For us, this is a longshot, but the
additional trials could serve up some catalysts if the data reads out as
indicative of clinical benefit when it hits press.

In a recent SEC filing, Threshold said
it had resources on hand for another 12-months or so of operations and was
looking at partnering TH-3424 (now OBI-3424) and possibly another early-stage
candidate, PET imaging agent HX4, to help fund future development of
evofosfamide. The latest development, the OBI offload, represents the first
step in this strategy. Now it’s all about the PET agent and the future success
of evofosfamide in the Japanese market.

By way of a brief look at OBI, the
Taiwan-based biopharmaceutical company was established in 2002 with a focus on
the development of novel therapeutic agents for unmet medical needs, including
cancer and infectious diseases. More generally, and as per the company’s
marketing spiel, OBI hopes to improve health and the quality of life through
innovative and cost-effective therapeutics.

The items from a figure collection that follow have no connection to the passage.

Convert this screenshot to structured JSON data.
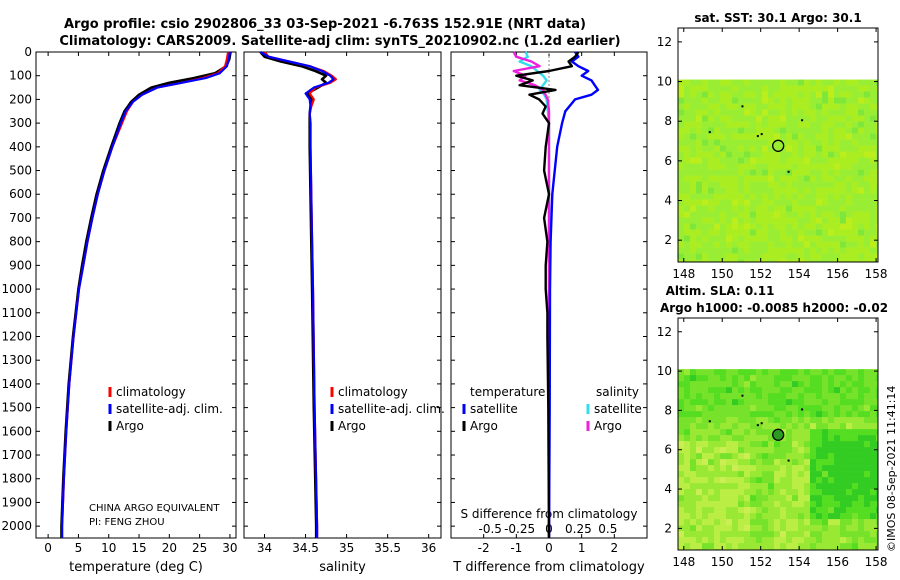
{
  "titles": {
    "line1": "Argo profile: csio 2902806_33 03-Sep-2021 -6.763S 152.91E (NRT data)",
    "line2": "Climatology: CARS2009. Satellite-adj clim: synTS_20210902.nc (1.2d earlier)",
    "sst": "sat. SST: 30.1 Argo: 30.1",
    "sla1": "Altim. SLA: 0.11",
    "sla2": "Argo h1000: -0.0085 h2000: -0.02"
  },
  "credits": {
    "institution": "CHINA ARGO EQUIVALENT",
    "pi": "PI: FENG ZHOU",
    "timestamp": "©IMOS 08-Sep-2021 11:41:14"
  },
  "colors": {
    "climatology": "#ff0000",
    "satellite": "#0000ff",
    "argo": "#000000",
    "sal_satellite": "#33ddee",
    "sal_argo": "#ee22dd"
  },
  "chart_data": [
    {
      "type": "line",
      "name": "temperature",
      "xlabel": "temperature (deg C)",
      "xlim": [
        -2,
        31
      ],
      "xticks": [
        0,
        5,
        10,
        15,
        20,
        25,
        30
      ],
      "ylim": [
        0,
        2050
      ],
      "yticks": [
        0,
        100,
        200,
        300,
        400,
        500,
        600,
        700,
        800,
        900,
        1000,
        1100,
        1200,
        1300,
        1400,
        1500,
        1600,
        1700,
        1800,
        1900,
        2000
      ],
      "legend": [
        "climatology",
        "satellite-adj. clim.",
        "Argo"
      ],
      "series": [
        {
          "name": "climatology",
          "depth": [
            0,
            30,
            60,
            90,
            110,
            130,
            150,
            180,
            210,
            250,
            300,
            400,
            500,
            600,
            700,
            800,
            900,
            1000,
            1200,
            1400,
            1600,
            1800,
            2000,
            2050
          ],
          "values": [
            29.7,
            29.5,
            29.2,
            28.0,
            25.5,
            22.0,
            18.0,
            15.5,
            14.0,
            13.0,
            12.2,
            10.6,
            9.3,
            8.2,
            7.3,
            6.5,
            5.8,
            5.1,
            4.2,
            3.5,
            3.0,
            2.6,
            2.3,
            2.3
          ]
        },
        {
          "name": "satellite",
          "depth": [
            0,
            30,
            60,
            90,
            110,
            130,
            150,
            180,
            210,
            250,
            300,
            400,
            500,
            600,
            700,
            800,
            900,
            1000,
            1200,
            1400,
            1600,
            1800,
            2000,
            2050
          ],
          "values": [
            30.0,
            29.8,
            29.5,
            28.3,
            26.0,
            22.0,
            18.0,
            15.5,
            14.0,
            12.8,
            12.0,
            10.6,
            9.3,
            8.2,
            7.3,
            6.5,
            5.8,
            5.1,
            4.2,
            3.5,
            3.0,
            2.6,
            2.3,
            2.3
          ]
        },
        {
          "name": "argo",
          "depth": [
            0,
            30,
            60,
            90,
            110,
            130,
            150,
            180,
            210,
            250,
            300,
            400,
            500,
            600,
            700,
            800,
            900,
            1000,
            1200,
            1400,
            1600,
            1800,
            2000,
            2050
          ],
          "values": [
            30.1,
            29.9,
            29.4,
            27.5,
            24.0,
            20.0,
            17.0,
            15.0,
            13.7,
            12.6,
            11.8,
            10.4,
            9.1,
            8.0,
            7.1,
            6.3,
            5.6,
            5.0,
            4.1,
            3.4,
            2.9,
            2.5,
            2.2,
            2.2
          ]
        }
      ]
    },
    {
      "type": "line",
      "name": "salinity",
      "xlabel": "salinity",
      "xlim": [
        33.75,
        36.15
      ],
      "xticks": [
        34,
        34.5,
        35,
        35.5,
        36
      ],
      "xticklabels": [
        "34",
        "34.5",
        "35",
        "35.5",
        "36"
      ],
      "ylim": [
        0,
        2050
      ],
      "legend": [
        "climatology",
        "satellite-adj. clim.",
        "Argo"
      ],
      "series": [
        {
          "name": "climatology",
          "depth": [
            0,
            20,
            40,
            60,
            80,
            100,
            115,
            130,
            150,
            175,
            200,
            230,
            260,
            300,
            400,
            600,
            800,
            1000,
            1500,
            2000,
            2050
          ],
          "values": [
            34.0,
            34.05,
            34.3,
            34.55,
            34.72,
            34.82,
            34.87,
            34.8,
            34.62,
            34.55,
            34.6,
            34.57,
            34.55,
            34.56,
            34.56,
            34.57,
            34.58,
            34.59,
            34.61,
            34.64,
            34.64
          ]
        },
        {
          "name": "satellite",
          "depth": [
            0,
            20,
            40,
            60,
            80,
            100,
            115,
            130,
            150,
            175,
            200,
            230,
            260,
            300,
            400,
            600,
            800,
            1000,
            1500,
            2000,
            2050
          ],
          "values": [
            33.95,
            34.05,
            34.3,
            34.55,
            34.7,
            34.8,
            34.84,
            34.78,
            34.6,
            34.5,
            34.55,
            34.56,
            34.55,
            34.56,
            34.56,
            34.57,
            34.58,
            34.59,
            34.61,
            34.64,
            34.64
          ]
        },
        {
          "name": "argo",
          "depth": [
            0,
            20,
            40,
            60,
            80,
            100,
            115,
            130,
            150,
            175,
            200,
            230,
            260,
            300,
            400,
            600,
            800,
            1000,
            1500,
            2000,
            2050
          ],
          "values": [
            33.95,
            34.0,
            34.2,
            34.45,
            34.62,
            34.75,
            34.7,
            34.75,
            34.65,
            34.52,
            34.58,
            34.56,
            34.55,
            34.55,
            34.55,
            34.56,
            34.57,
            34.58,
            34.6,
            34.63,
            34.63
          ]
        }
      ]
    },
    {
      "type": "line",
      "name": "difference",
      "xlabel": "T difference from climatology",
      "xlabel_top": "S difference from climatology",
      "xlim": [
        -3,
        3
      ],
      "xticks": [
        -2,
        -1,
        0,
        1,
        2
      ],
      "xticks_top": [
        -0.5,
        -0.25,
        0,
        0.25,
        0.5
      ],
      "xticklabels_top": [
        "-0.5",
        "-0.25",
        "0",
        "0.25",
        "0.5"
      ],
      "ylim": [
        0,
        2050
      ],
      "legend_temperature_title": "temperature",
      "legend_salinity_title": "salinity",
      "legend_items": [
        "satellite",
        "Argo"
      ],
      "series": [
        {
          "name": "T satellite",
          "depth": [
            0,
            20,
            40,
            60,
            80,
            100,
            120,
            140,
            160,
            180,
            200,
            250,
            300,
            400,
            600,
            800,
            1000,
            1500,
            2050
          ],
          "values": [
            0.8,
            0.9,
            0.7,
            0.9,
            1.2,
            1.0,
            1.3,
            1.4,
            1.5,
            1.3,
            0.8,
            0.5,
            0.4,
            0.25,
            0.1,
            0.05,
            0.03,
            0.02,
            0.0
          ]
        },
        {
          "name": "T argo",
          "depth": [
            0,
            20,
            40,
            60,
            80,
            100,
            120,
            140,
            160,
            180,
            200,
            230,
            260,
            300,
            400,
            500,
            600,
            700,
            800,
            900,
            1000,
            1100,
            1200,
            1500,
            2050
          ],
          "values": [
            0.9,
            0.8,
            0.6,
            0.7,
            0.0,
            -1.0,
            -0.5,
            -0.9,
            0.2,
            -0.6,
            -0.3,
            -0.1,
            -0.2,
            0.0,
            -0.1,
            -0.15,
            0.0,
            -0.15,
            -0.05,
            -0.1,
            -0.1,
            -0.05,
            -0.05,
            -0.02,
            0.0
          ]
        },
        {
          "name": "S satellite",
          "depth": [
            0,
            20,
            40,
            60,
            80,
            100,
            120,
            140,
            160,
            180,
            200,
            250,
            300,
            400,
            600,
            1000,
            2050
          ],
          "values": [
            -0.2,
            -0.18,
            -0.25,
            -0.15,
            -0.1,
            -0.05,
            -0.02,
            -0.05,
            -0.08,
            -0.04,
            -0.02,
            -0.01,
            0.0,
            0.0,
            0.0,
            0.0,
            0.0
          ]
        },
        {
          "name": "S argo",
          "depth": [
            0,
            20,
            40,
            60,
            80,
            100,
            120,
            140,
            160,
            180,
            200,
            250,
            300,
            400,
            600,
            1000,
            2050
          ],
          "values": [
            -0.3,
            -0.28,
            -0.15,
            -0.08,
            -0.3,
            -0.2,
            -0.25,
            -0.12,
            -0.05,
            -0.03,
            -0.01,
            0.0,
            0.0,
            0.0,
            0.0,
            0.0,
            0.0
          ]
        }
      ]
    },
    {
      "type": "heatmap",
      "name": "sst_map",
      "xlim": [
        147.7,
        158.1
      ],
      "ylim": [
        0.9,
        12.7
      ],
      "data_top": 10.1,
      "xticks": [
        148,
        150,
        152,
        154,
        156,
        158
      ],
      "yticks": [
        2,
        4,
        6,
        8,
        10,
        12
      ],
      "argo_position": [
        152.91,
        6.76
      ]
    },
    {
      "type": "heatmap",
      "name": "sla_map",
      "xlim": [
        147.7,
        158.1
      ],
      "ylim": [
        0.9,
        12.7
      ],
      "data_top": 10.1,
      "xticks": [
        148,
        150,
        152,
        154,
        156,
        158
      ],
      "yticks": [
        2,
        4,
        6,
        8,
        10,
        12
      ],
      "argo_position": [
        152.91,
        6.76
      ]
    }
  ]
}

The company has pipeline of
products built on what’s called its carbohydrate synthesis discovery platform
and works in close collaboration with research institutes such as Academia
Sinica of Taiwan and the Memorial Sloane-Kettering Cancer Center of the US.

The company’s flagship product is
Adagloxad Simolenin – formerly known as OBI-822 – which is a
first-in-class active immunotherapy for metastatic breast cancer. There’s an
ongoing Phase 2/3 multinational trial investigating the safety and efficacy of
this asset right now, which the company launched in 2011. OBI is also
developing next generation immunotherapies for other difficult to treat
cancers, such as lung, colorectal, pancreatic, gastric, and ovarian cancers;
this being on top of its more recent acquisition of OBI-3424.

The company is listed on Taiwan’s
GreTai Securities Market Exchange as an Emerging Company. It has established
wholly-owned subsidiaries in the US and China and is led by a management team
with a track record of success in new drug development and commercialization.

So, to answer the question, what is OBI
getting for its money; the company is picking up a preclinical asset that – as
yet – is still to demonstrate any real clinical benefit in human studies and –
as such – is tough to value at this stage. Sometimes (often) these drugs are
promising ex-vivo but the benefit fails to transfer to the clinic when it goes
from animals to humans. With that said, preclinical data is strongly indicative
of some degree of potential, and while the terms of the deal are undisclosed,
there’s a good chance OBI picked this one up cheap given that Threshold isn’t
in a particularly strong bargaining position – it needs cash to run the trial
that is based on retrospective analysis of a failed phase 3.

Bottom line: This is a final roll of
the dice for Threshold and an opportunistic acquisition for OBI.